🤖 AI Summary
Deploying large vision-language models (VLMs) on resource-constrained devices faces challenges of high inference overhead and pruning methods that rely on original training data. This paper proposes a data-free, automated pruning framework for VLMs. Methodologically, it introduces (1) a novel generalization gap modeling approach grounded in structural risk minimization, enabling efficient, universal pruning strategy search with only 64 calibration samples; and (2) dynamic co-evolution of the visual projector to elevate the performance upper bound of the pruned architecture. Evaluated on ScienceQA, the pruned model achieves 83.05% accuracy—outperforming LLaVA-v1.5-7B by 1.8× speedup—while maintaining strong generalization across VizWiz, MM-Vet, and LLaVA-Bench. The framework eliminates dependency on original training corpora, enables sample-efficient adaptation, and preserves multimodal reasoning capability under significant parameter reduction.
📝 Abstract
While multimodal large language models demonstrate strong performance in complex reasoning tasks, they pose significant challenges related to model complexity during deployment, especially for resource-limited devices. In this paper, we propose an automatic pruning method for large vision-language models to enhance the efficiency of multimodal reasoning. Conventional methods rely on the training data of the original model to select the proper pruning ratio for different network components. However, these methods are impractical for large vision-language models due to the unaffordable search costs caused by web-scale training corpus. In contrast, our approach only leverages a small number of samples to search for the desired pruning policy by maximizing its generalization ability on unknown training data while maintaining the model accuracy, which enables the achievement of an optimal trade-off between accuracy and efficiency for large visual language models.

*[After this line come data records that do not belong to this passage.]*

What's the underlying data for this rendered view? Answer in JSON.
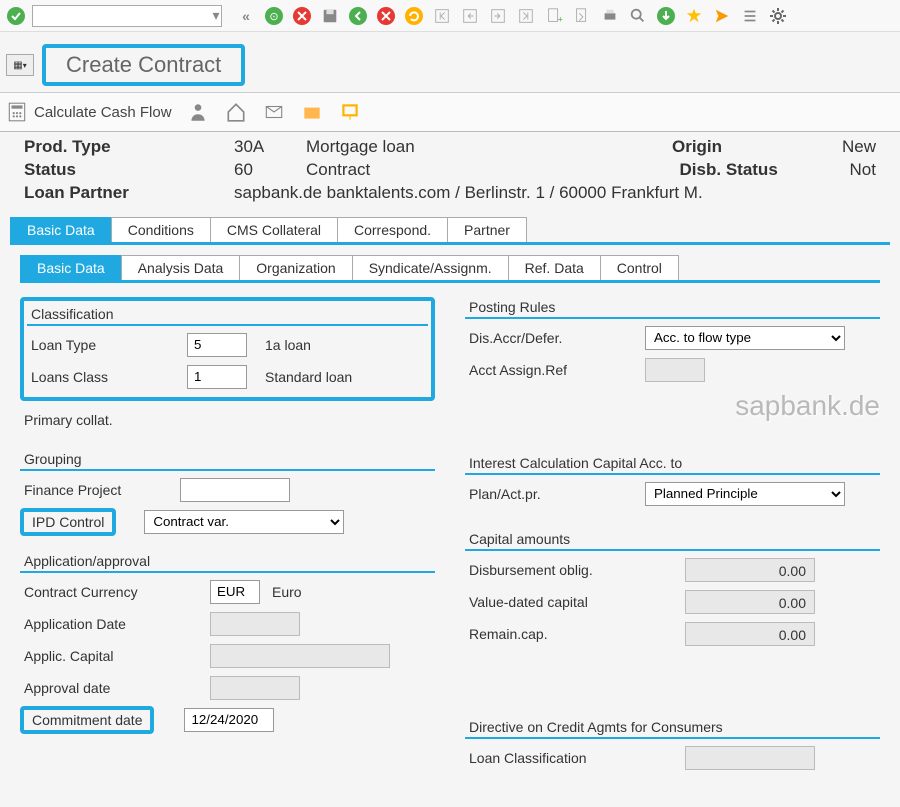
{
  "toolbar": {
    "combo_value": "",
    "icons": {
      "back": "back-icon",
      "double_back": "double-back-icon",
      "globe": "globe-icon",
      "cancel": "cancel-icon",
      "save": "save-icon",
      "refresh": "refresh-icon",
      "first": "first-icon",
      "prev": "prev-icon",
      "next": "next-icon",
      "last": "last-icon",
      "new": "new-icon",
      "copy": "copy-icon",
      "print": "print-icon",
      "find": "find-icon",
      "export": "export-icon",
      "star": "star-icon",
      "send": "send-icon",
      "list": "list-icon",
      "settings": "settings-icon"
    }
  },
  "page_title": "Create Contract",
  "action_bar": {
    "calc_label": "Calculate Cash Flow"
  },
  "info": {
    "prod_type_label": "Prod. Type",
    "prod_type_code": "30A",
    "prod_type_desc": "Mortgage loan",
    "origin_label": "Origin",
    "origin_val": "New",
    "status_label": "Status",
    "status_code": "60",
    "status_desc": "Contract",
    "disb_label": "Disb. Status",
    "disb_val": "Not",
    "partner_label": "Loan Partner",
    "partner_val": "sapbank.de banktalents.com / Berlinstr. 1 / 60000 Frankfurt M."
  },
  "main_tabs": [
    "Basic Data",
    "Conditions",
    "CMS Collateral",
    "Correspond.",
    "Partner"
  ],
  "sub_tabs": [
    "Basic Data",
    "Analysis Data",
    "Organization",
    "Syndicate/Assignm.",
    "Ref. Data",
    "Control"
  ],
  "classification": {
    "title": "Classification",
    "loan_type_label": "Loan Type",
    "loan_type_val": "5",
    "loan_type_desc": "1a loan",
    "loans_class_label": "Loans Class",
    "loans_class_val": "1",
    "loans_class_desc": "Standard loan",
    "primary_collat_label": "Primary collat."
  },
  "posting_rules": {
    "title": "Posting Rules",
    "disaccr_label": "Dis.Accr/Defer.",
    "disaccr_val": "Acc. to flow type",
    "acct_assign_label": "Acct Assign.Ref"
  },
  "grouping": {
    "title": "Grouping",
    "finance_project_label": "Finance Project",
    "ipd_control_label": "IPD Control",
    "ipd_control_val": "Contract var."
  },
  "interest_calc": {
    "title": "Interest Calculation Capital Acc. to",
    "plan_label": "Plan/Act.pr.",
    "plan_val": "Planned Principle"
  },
  "application": {
    "title": "Application/approval",
    "currency_label": "Contract Currency",
    "currency_val": "EUR",
    "currency_desc": "Euro",
    "app_date_label": "Application Date",
    "app_capital_label": "Applic. Capital",
    "approval_date_label": "Approval date",
    "commitment_date_label": "Commitment date",
    "commitment_date_val": "12/24/2020"
  },
  "capital": {
    "title": "Capital amounts",
    "disb_oblig_label": "Disbursement oblig.",
    "disb_oblig_val": "0.00",
    "value_dated_label": "Value-dated capital",
    "value_dated_val": "0.00",
    "remain_label": "Remain.cap.",
    "remain_val": "0.00"
  },
  "directive": {
    "title": "Directive on Credit Agmts for Consumers",
    "loan_class_label": "Loan Classification"
  },
  "watermark": "sapbank.de"
}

Specifically, we formulate the generalization gap of the pruning strategy using the structural risk minimization principle. Based on both task performance and generalization capability, we iteratively search for the optimal pruning policy within a given search space and optimize the vision projector to evolve the search space with higher upper bound of performance. We conduct extensive experiments on the ScienceQA, Vizwiz, MM-vet, and LLaVA-Bench datasets for the task of visual question answering. Using only 64 samples for pruning policy search, EfficientLLaVA achieves an accuracy of 83.05% on ScienceQA, along with a $ imes$ 1.8 speedup compared to the dense LLaVA-v1.5-7B model.